Question

If $ Pb(s)|PbS{O_4}(s)|NaHS{O_4}(0.600M)||P{b^{2 + }}(2.50 \times {10^{ - 5}}M)|Pb(s) $
The voltage of the cell in $ V $ is $ E = + 0.061V $ . Calculate $ {K_2} = $
 $ [{H^ + }][SO_4^{2 - }]/[HSO_4^ - ] $ , the dissociation constant for $ HSO_4^ - $ _____.
Given $ Pb(s) + SO_4^{2 - } \to PbS{O_4} + 2{e^ - }(E^\circ = 0.356V),E^\circ (P{b^{2 + }}/Pb) = - 0.126V. $
Multiply the answer by $ 100 $ and fill in the blanks. (write the value to the nearest integer)

Answer 1

Hint : First calculate the value of $ E{^\circ _{cell}} $ . The value of $ E{^\circ _{cell}} $ will be used in the Nernst equation to get the value of $ Q $ which is a ratio of molarity of products to molarity of reactants. The value of $ Q $ will be used to calculate the molarity of $ SO_4^{2 - } $ . Now we can calculate the dissociation constant $ K $ .

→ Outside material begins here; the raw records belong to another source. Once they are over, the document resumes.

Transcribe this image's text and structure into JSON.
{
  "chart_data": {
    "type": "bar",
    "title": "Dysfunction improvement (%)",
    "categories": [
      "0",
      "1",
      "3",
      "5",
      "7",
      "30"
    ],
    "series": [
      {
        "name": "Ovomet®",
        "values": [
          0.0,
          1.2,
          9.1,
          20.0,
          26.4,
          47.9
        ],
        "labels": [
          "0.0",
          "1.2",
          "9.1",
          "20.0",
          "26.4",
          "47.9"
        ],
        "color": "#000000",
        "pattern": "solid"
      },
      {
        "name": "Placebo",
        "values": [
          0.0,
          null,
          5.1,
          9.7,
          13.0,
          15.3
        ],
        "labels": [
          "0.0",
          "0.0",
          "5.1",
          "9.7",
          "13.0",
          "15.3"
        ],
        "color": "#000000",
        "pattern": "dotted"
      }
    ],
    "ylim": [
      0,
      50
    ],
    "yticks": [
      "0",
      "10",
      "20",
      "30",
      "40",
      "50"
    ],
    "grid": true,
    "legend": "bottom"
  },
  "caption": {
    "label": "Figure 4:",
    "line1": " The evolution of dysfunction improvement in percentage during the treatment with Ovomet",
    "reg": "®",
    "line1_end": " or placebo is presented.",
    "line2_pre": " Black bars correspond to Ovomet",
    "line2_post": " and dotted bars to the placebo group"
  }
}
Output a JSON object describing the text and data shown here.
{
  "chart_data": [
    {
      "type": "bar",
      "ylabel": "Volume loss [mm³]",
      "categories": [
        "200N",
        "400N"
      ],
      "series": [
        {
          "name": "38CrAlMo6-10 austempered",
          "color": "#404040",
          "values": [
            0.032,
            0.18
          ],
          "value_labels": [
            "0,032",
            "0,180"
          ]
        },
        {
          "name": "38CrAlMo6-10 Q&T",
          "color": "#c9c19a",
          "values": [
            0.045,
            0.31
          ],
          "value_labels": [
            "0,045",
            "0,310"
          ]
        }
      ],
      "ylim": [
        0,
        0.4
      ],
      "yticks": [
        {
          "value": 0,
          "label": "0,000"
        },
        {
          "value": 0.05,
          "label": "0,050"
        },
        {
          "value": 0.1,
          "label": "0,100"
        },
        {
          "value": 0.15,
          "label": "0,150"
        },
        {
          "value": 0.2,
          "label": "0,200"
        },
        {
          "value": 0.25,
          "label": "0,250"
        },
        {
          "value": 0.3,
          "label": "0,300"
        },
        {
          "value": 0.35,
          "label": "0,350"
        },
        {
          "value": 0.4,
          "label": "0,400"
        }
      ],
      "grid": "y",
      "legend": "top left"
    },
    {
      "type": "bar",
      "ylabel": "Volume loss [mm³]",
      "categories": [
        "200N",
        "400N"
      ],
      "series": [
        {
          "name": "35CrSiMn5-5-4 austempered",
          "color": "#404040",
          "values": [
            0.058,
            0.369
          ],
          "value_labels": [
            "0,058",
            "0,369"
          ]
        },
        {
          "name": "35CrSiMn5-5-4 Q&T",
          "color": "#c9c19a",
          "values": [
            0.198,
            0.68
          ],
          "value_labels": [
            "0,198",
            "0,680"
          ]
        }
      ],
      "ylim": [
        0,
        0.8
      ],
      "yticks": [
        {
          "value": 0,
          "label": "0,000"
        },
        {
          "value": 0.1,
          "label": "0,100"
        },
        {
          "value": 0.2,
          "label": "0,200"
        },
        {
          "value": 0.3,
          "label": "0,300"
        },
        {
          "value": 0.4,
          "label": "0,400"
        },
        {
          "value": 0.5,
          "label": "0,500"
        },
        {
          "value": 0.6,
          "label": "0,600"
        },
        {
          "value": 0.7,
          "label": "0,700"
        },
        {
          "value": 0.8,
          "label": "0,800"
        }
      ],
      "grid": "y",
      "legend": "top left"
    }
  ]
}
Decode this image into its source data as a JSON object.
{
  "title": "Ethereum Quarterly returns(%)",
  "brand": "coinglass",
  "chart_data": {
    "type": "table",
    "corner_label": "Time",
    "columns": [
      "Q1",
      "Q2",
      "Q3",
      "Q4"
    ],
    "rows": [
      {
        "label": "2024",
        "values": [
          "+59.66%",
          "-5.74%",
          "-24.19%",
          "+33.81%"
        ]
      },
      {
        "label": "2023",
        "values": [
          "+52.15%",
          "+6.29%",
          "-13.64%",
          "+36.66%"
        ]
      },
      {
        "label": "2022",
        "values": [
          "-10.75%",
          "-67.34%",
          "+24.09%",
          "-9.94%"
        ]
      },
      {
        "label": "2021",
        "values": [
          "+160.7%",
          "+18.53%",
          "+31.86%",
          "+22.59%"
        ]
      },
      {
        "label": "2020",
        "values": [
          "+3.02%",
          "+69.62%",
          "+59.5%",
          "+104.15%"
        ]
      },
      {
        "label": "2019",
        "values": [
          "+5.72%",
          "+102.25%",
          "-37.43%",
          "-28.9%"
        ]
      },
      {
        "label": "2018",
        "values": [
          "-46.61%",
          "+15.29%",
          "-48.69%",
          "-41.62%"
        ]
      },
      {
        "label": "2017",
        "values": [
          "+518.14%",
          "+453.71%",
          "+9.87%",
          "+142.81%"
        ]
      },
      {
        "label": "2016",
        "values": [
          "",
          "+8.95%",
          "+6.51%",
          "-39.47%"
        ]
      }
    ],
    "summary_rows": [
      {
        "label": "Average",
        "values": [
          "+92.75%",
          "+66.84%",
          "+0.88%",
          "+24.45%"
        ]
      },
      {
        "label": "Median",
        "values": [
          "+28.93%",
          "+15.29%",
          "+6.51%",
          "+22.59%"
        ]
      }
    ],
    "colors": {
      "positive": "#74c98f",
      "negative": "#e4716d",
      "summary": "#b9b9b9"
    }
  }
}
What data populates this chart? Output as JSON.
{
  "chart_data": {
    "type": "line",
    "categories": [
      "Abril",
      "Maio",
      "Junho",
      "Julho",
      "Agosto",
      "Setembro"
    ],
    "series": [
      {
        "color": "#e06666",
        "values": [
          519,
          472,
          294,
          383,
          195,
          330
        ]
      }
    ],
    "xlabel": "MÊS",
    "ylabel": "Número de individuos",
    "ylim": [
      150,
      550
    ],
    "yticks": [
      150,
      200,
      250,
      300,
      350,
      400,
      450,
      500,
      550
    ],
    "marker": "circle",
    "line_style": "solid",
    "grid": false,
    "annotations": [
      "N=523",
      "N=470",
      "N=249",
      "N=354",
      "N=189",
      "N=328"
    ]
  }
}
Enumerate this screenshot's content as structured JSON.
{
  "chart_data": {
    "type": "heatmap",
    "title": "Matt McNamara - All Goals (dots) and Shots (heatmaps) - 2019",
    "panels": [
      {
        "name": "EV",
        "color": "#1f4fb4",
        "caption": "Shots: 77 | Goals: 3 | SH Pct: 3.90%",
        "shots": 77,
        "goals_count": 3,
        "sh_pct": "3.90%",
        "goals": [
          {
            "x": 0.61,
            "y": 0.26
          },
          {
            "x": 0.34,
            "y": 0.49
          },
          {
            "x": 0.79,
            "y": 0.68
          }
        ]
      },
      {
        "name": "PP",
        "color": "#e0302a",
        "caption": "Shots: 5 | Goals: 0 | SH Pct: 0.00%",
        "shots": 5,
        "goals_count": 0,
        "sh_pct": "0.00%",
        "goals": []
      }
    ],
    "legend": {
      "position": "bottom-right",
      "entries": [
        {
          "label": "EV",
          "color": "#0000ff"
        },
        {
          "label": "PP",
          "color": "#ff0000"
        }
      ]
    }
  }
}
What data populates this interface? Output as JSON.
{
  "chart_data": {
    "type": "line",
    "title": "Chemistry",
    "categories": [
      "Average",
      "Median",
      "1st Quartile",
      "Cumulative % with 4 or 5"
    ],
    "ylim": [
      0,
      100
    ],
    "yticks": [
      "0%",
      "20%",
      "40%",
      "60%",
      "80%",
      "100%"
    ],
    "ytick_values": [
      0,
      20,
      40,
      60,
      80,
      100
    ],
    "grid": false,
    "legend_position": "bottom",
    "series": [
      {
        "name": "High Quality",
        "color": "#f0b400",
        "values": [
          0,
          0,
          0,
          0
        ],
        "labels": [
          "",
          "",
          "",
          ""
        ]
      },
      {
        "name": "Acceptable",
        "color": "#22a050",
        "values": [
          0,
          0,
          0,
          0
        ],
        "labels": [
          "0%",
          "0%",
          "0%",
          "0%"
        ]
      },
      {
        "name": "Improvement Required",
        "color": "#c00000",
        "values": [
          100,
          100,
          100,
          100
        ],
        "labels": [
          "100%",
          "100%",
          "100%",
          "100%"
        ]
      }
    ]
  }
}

Complete Step By Step Answer:
First we have to calculate the value of $ E{^\circ _{cell}} $ ,
We know that,
 $ E{^\circ _{cell}} = E{^\circ _R} - E{^\circ _L} $
It is given that,
 $ E{^\circ _R} = - 0.126 $ and $ E{^\circ _L} = 0.356 $
Therefore,
 $ E{^\circ _{cell}} = - 0.126 + 0.356 $
 $ E{^\circ _{cell}} = 0.23V $
We can now use Nernst's equation to calculate the value of $ Q $ . Nernst equation is given as:
 $ {E_{cell}} = E{^\circ _{cell}} - \dfrac{{0.0592}}{n}\log Q $
Where, $ {E_{cell}} \to $ max potential which can be generated when no current is flowing.
$ E{^\circ _{cell}} \to $ cell potential
 $ n \to $ number of electrons gained or lost during reaction.
If we check the reaction, we can see that the number of electrons lost is $ 2 $ .
 $ Pb(s) + SO_4^{2 - } \to PbS{O_4} + 2{e^ - } $
On putting the values in Nernst equation,
 $ 0.061 = 0.23 - \dfrac{{0.0592}}{2}\log Q $
On further solving,
 $ \log Q = 5.709 $
 $ Q = 5.122 \times {10^5} $
Since,
 $ Q = \dfrac{{[products]}}{{[reac\tan ts]}} $
 $ Q = \dfrac{{[PbS{O_4}]}}{{[P{b^{2 + }}][SO_4^{2 - }]}} $
Hence,
 $ 5.122 \times {10^5} = \dfrac{1}{{2.5 \times {{10}^{ - 5}} \times [SO_4^{2 - }]}} $
 $ [SO_4^{2 - }] = \dfrac{1}{{5.122 \times {{10}^5} \times 2.5 \times {{10}^{ - 5}}}} $
 $ [SO_4^{2 - }] = 0.078M $
Hence, $ 0.078M $ of $ SO_4^{2 - } $ will make $ {E_{cell}} = 0 $ , thus, we reach equilibrium and now we can calculate the value of dissociation constant.
The dissociation constant $ K $ for $ HSO_4^ - $ can be calculated as follows,
 $ K = \dfrac{{[{H^ + }][SO_4^{2 - }]}}{{[HSO_4^ - ]}} $
 $ K = \dfrac{{0.078 \times 0.078}}{{0.6}} $
Hence,
 $ K = 0.0106 $
Since we are asked to multiply the value of $ K $ by $ 100 $ , thus, on multiplying,
 $ K \times 100 = 1.06 $
On writing the value of $ K $ to its nearest integer,
 $ \to K = 1.06 \approx 1 $
Hence the value of $ K $ is $ 1 $ .

Note :
Neither the value of $ Q $ nor the dissociation constant $ K $ has any unit as both of them are simply a ratio of molarity of products to their reactants. $ E{^\circ _R} $ and $ E{^\circ _L} $ can be understood as potential at anode and potential at cathode respectively. The dissociation constant $ K $ can also be written as $ {K_d} $ .
The dissociation constant is called ionization constant when it is applied for salts. The inverse of dissociation constant is called association constant.